Top Five Myths About Nurses – and The Truth behind Them

Myths About Nurses Blame it on the media – for many decades, television and movies have portrayed nurses in a variety of roles except what they truly are.  Ask any well-meaning person on the street about what nurses really are, and the responses may range from stereotypical (eg “a nurse is a doctor’s assistant”) to downright outrageous (“a nurse does the dirty work that a doctor won’t do”). With the global demand for licensed nurses increasing day by day, it’s about time misconceptions are set straight. Funny or infuriating, here are some of the most common myths many folks believe about who nurses are and what they really do.

1. “To become a nurse, one needs to be female, and with family money.”

Here’s a very stereotypical impression of nurses. A century ago, one would not have seen a male nurse in a scrub suit. But statistics clearly show that within two decades (from the eighties to 2000), there was a steady increase of licensed male nurses by more than two hundred percent.

Money may be viewed as a requirement to get into nursing schools, but it doesn’t mean that one needs money to make it through the course. Once a nursing candidate gets into a reputable nursing education program, he or she needs to invest effort and time in order to succeed. No amount of money can bring a wannabe-nurse success in his or her vocation.

2. “Anyone can be a nurse.”

This may be the thought behind why there are so many men and women interested to get into a nursing education program. Every year, more and more names add up to the waiting list for nursing school admission in several states of America, and worldwide, high school graduates are hopeful to earn a degree in Nursing. However, this is by no means any indication that anyone can be a nurse. Nursing is a profession, but more importantly, it is passion to care. People who do not have this passion find themselves in unfamiliar and unsteady waters despite years of study and related experiences. Nurses, however put their heart into their job, look beyond the work bit and find inner peace in being able to promote health and enrich lives.

3. “The solution to shortage of nurses is more nursing graduates.”

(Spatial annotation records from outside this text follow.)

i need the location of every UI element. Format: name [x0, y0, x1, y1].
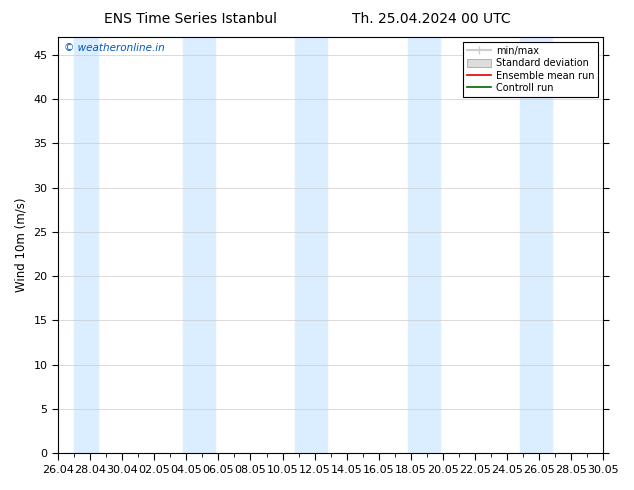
Bar — [408, 37, 439, 453]
Bar — [520, 37, 552, 453]
Text: ENS Time Series Istanbul: ENS Time Series Istanbul — [104, 12, 276, 26]
Bar — [74, 37, 98, 453]
Text: Th. 25.04.2024 00 UTC: Th. 25.04.2024 00 UTC — [352, 12, 510, 26]
Legend: min/max, Standard deviation, Ensemble mean run, Controll run: min/max, Standard deviation, Ensemble me… — [463, 42, 598, 97]
Bar — [183, 37, 215, 453]
Bar — [295, 37, 327, 453]
Y-axis label: Wind 10m (m/s): Wind 10m (m/s) — [15, 198, 28, 293]
Text: © weatheronline.in: © weatheronline.in — [63, 43, 164, 53]
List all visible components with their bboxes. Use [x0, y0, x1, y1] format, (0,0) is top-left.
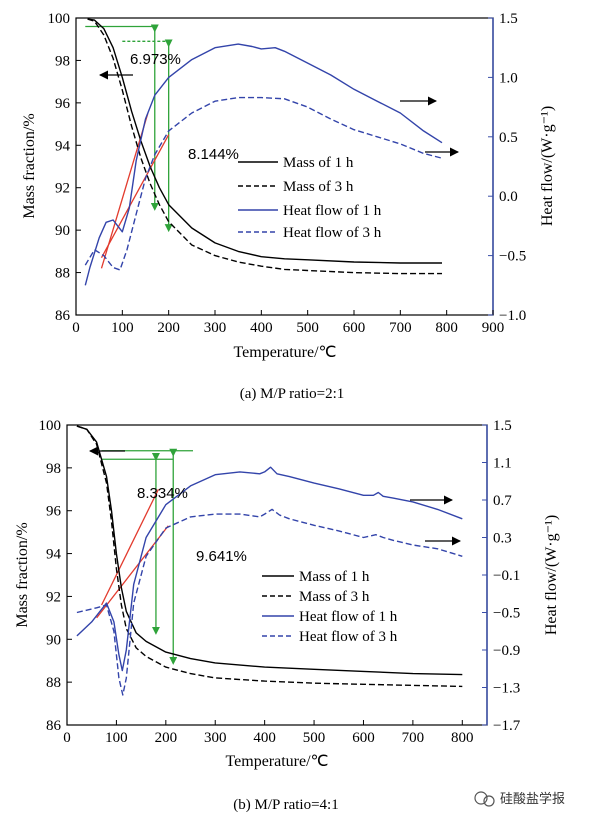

It is true that the shortage of nurses in the United States is great, but this is also acute, and does not reassure nursing graduates with a bright future. In fact, in other locations and organizations in other parts of the world, there is actually a shortage of jobs for nurses. Therefore, it pays to be excellent in the field of nurses, because when the competition is tough, the outstanding nurse is more preferred. Mediocrity is not the norm in nursing.

4. “Nurses are left with dirty work that doctors won’t ever do.”

Again, a stereotypical assumption of what nurses do – take care of bedpans and deal with unsightly bodily fluids. But there is more to a nursing career than just having to clean up after a patient. Nursing is such a broad profession, that there’s almost a field for every type of interest. Those who cannot stand getting their hands dirty can find work in research facilities or offices as industrial or company nurses. Others can opt to pursue a career out of educating future nurses in a nursing school.

5. “Nurses are doctors’ assistants.”

Gone are the days when nurses had to follow doctors and did not have a say in a patient’s health care. The general public knows the nurse for what they see, but they may not be aware the nurses have a scope of responsibility broader than just obeying doctor’s orders. According to the American Association of Colleges for Nursing, nurses aren’t obligated to report to doctors – they work in a team that is headed by a supervisory nurse. Nursing therefore, is an independent discipline, that is not auxiliary to other disciplines such as medicine.